Лика направляется к выходу, но вдруг останавливается на полпути:

— Товарищ майор, женщины наверняка будут одолевать меня расспросами. Что я должна им отвечать?

Лика спрашивает об этом потому, что на лекциях для семей личного состава нашей части я всегда обращал внимание женщин на необходимость не распространяться о том, что происходит в части… В первую очередь я имел в виду, конечно, вопросы служебного порядка, связанные с секретностью объекта… Можно ли рассматривать семейную ссору как служебную тайну? Военный секрет? Ведь в жизни случается, что кто-то из супругов покидает семейный очаг. В данном случае я считаю, что лучше всего говорить правду.

— Если будут вопросы, — говорю я и значительно подчеркиваю: — если будут… можешь рассказывать то же, что и мне. Иначе начнутся догадки, переходящие в домыслы, и в конце концов из мухи сделают слона.

Супруги Грама выходят и закрывают дверь. Я остаюсь один в чужой квартире и чувствую себя неловко среди чужих вещей… Телефон стоит на столике возле телевизора. Звоню командиру части. Он нетерпеливо выслушивает мой доклад и недовольно говорит:

— Вот, пожалуйста, попробуй сохрани теперь звание лучшей части…

Следующий звонок — начальнику отдела контрразведки дивизии. Он еще на службе. Из груди его вырываются хрипы, вызванные длительным курением и нетерпением. Под конец он говорит:

— Та-ак, Фэникэ… Давай-ка подумаем, могла ли куда-нибудь уйти пешком Роксана Владу? Только до железнодорожной станции, чтобы сесть на поезд, верно? До станции пятнадцать минут ходу… Куда еще? На вокзал в Н.? Но туда не так-то просто добраться пешком. Тем более что автобус она уже не застала бы. Правильно я рассуждаю? Значит, единственное, что она могла сделать, это выйти на шоссе и остановить какую-нибудь машину. Какой водитель не остановится, чтобы подбросить такую симпатичную женщину? Что ты скажешь?

Что я скажу?

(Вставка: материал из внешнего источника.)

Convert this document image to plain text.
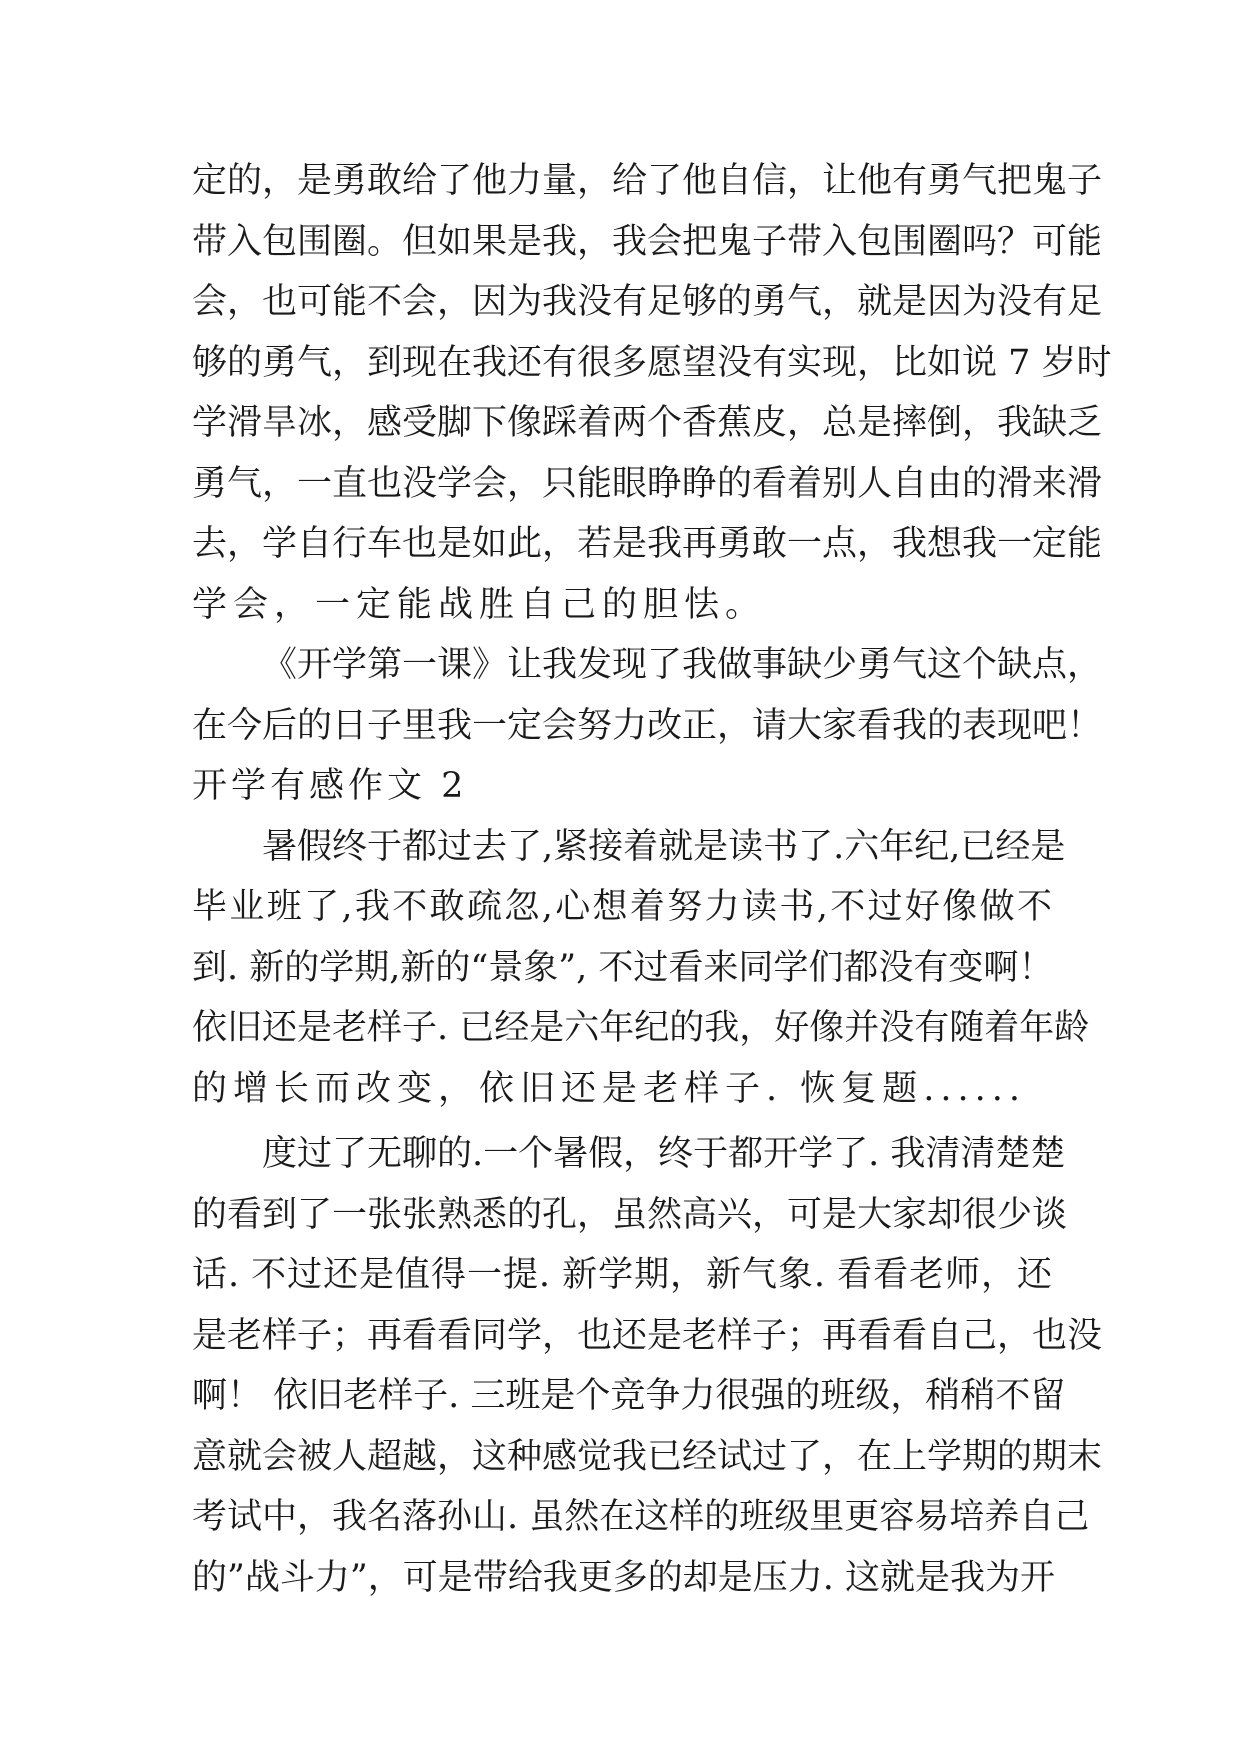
定的，是勇敢给了他力量，给了他自信，让他有勇气把鬼子
带入包围圈。但如果是我，我会把鬼子带入包围圈吗？可能
会，也可能不会，因为我没有足够的勇气，就是因为没有足
够的勇气，到现在我还有很多愿望没有实现，比如说 7 岁时
学滑旱冰，感受脚下像踩着两个香蕉皮，总是摔倒，我缺乏
勇气，一直也没学会，只能眼睁睁的看着别人自由的滑来滑
去，学自行车也是如此，若是我再勇敢一点，我想我一定能
学会，一定能战胜自己的胆怯。
《开学第一课》让我发现了我做事缺少勇气这个缺点，
在今后的日子里我一定会努力改正，请大家看我的表现吧！
开学有感作文 2
暑假终于都过去了,紧接着就是读书了.六年纪,已经是
毕业班了,我不敢疏忽,心想着努力读书,不过好像做不
到. 新的学期,新的“景象”, 不过看来同学们都没有变啊！
依旧还是老样子. 已经是六年纪的我，好像并没有随着年龄
的增长而改变，依旧还是老样子. 恢复题......
度过了无聊的.一个暑假，终于都开学了. 我清清楚楚
的看到了一张张熟悉的孔，虽然高兴，可是大家却很少谈
话. 不过还是值得一提. 新学期，新气象. 看看老师，还
是老样子；再看看同学，也还是老样子；再看看自己，也没
啊！ 依旧老样子. 三班是个竞争力很强的班级，稍稍不留
意就会被人超越，这种感觉我已经试过了，在上学期的期末
考试中，我名落孙山. 虽然在这样的班级里更容易培养自己
的”战斗力”，可是带给我更多的却是压力. 这就是我为开
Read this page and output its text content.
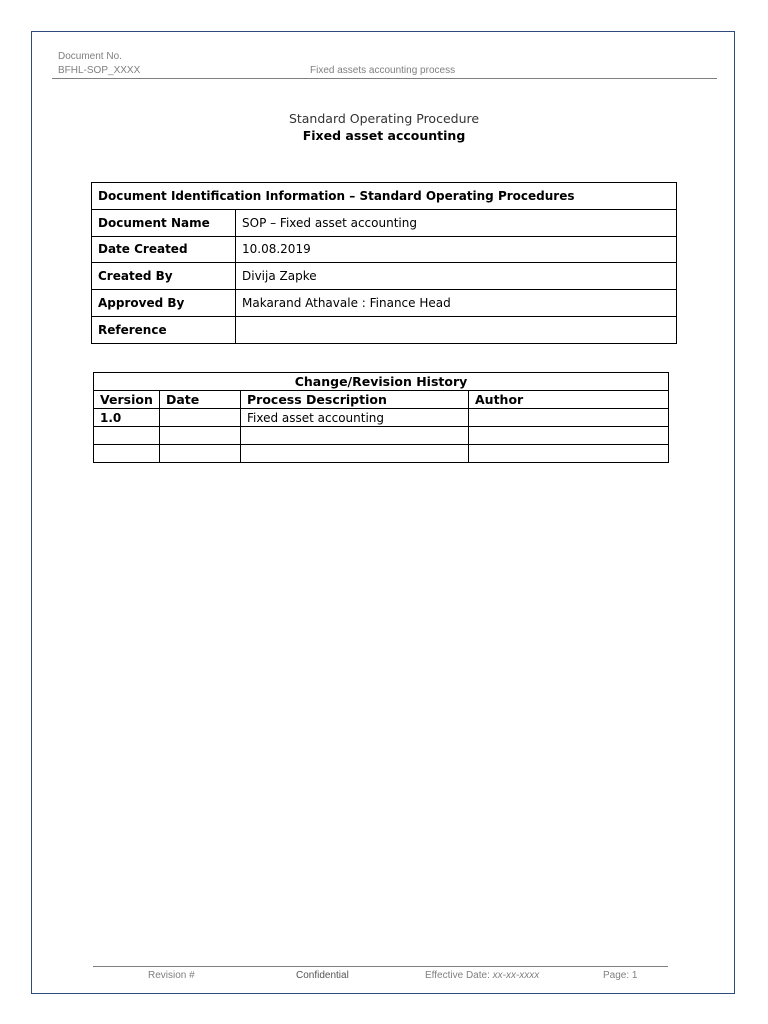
Document No.
BFHL-SOP_XXXX	Fixed assets accounting process
Standard Operating Procedure
Fixed asset accounting
Document Identification Information – Standard Operating Procedures	
Document Name	SOP – Fixed asset accounting
Date Created	10.08.2019
Created By	Divija Zapke
Approved By	Makarand Athavale : Finance Head
Reference	
Change/Revision History			
Version	Date	Process Description	Author
1.0		Fixed asset accounting	

Revision #	Confidential	Effective Date: xx-xx-xxxx	Page: 1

Первое, что я вам мог бы сказать, товарищ полковник, так это то, что нечего нам совать нос в их семейные дрязги… Пусть этим занимаются те, кому положено.

— Ну, что молчишь, Фэникэ?

Стимулируемый воображением полковника, я напрягаюсь, чтобы представить себе путь Роксаны Владу до шоссе и оттуда дальше… Ясно одно: куда бы она ни делась, ее должен был кто-нибудь заметить…

— Может быть, на шоссе ее ждала машина?

— Ага, видишь?! А если сам Владу за ней приехал?!

— Товарищ полковник, разрешите мне кое-что уточнить, — предлагаю я, осененный внезапным предположением.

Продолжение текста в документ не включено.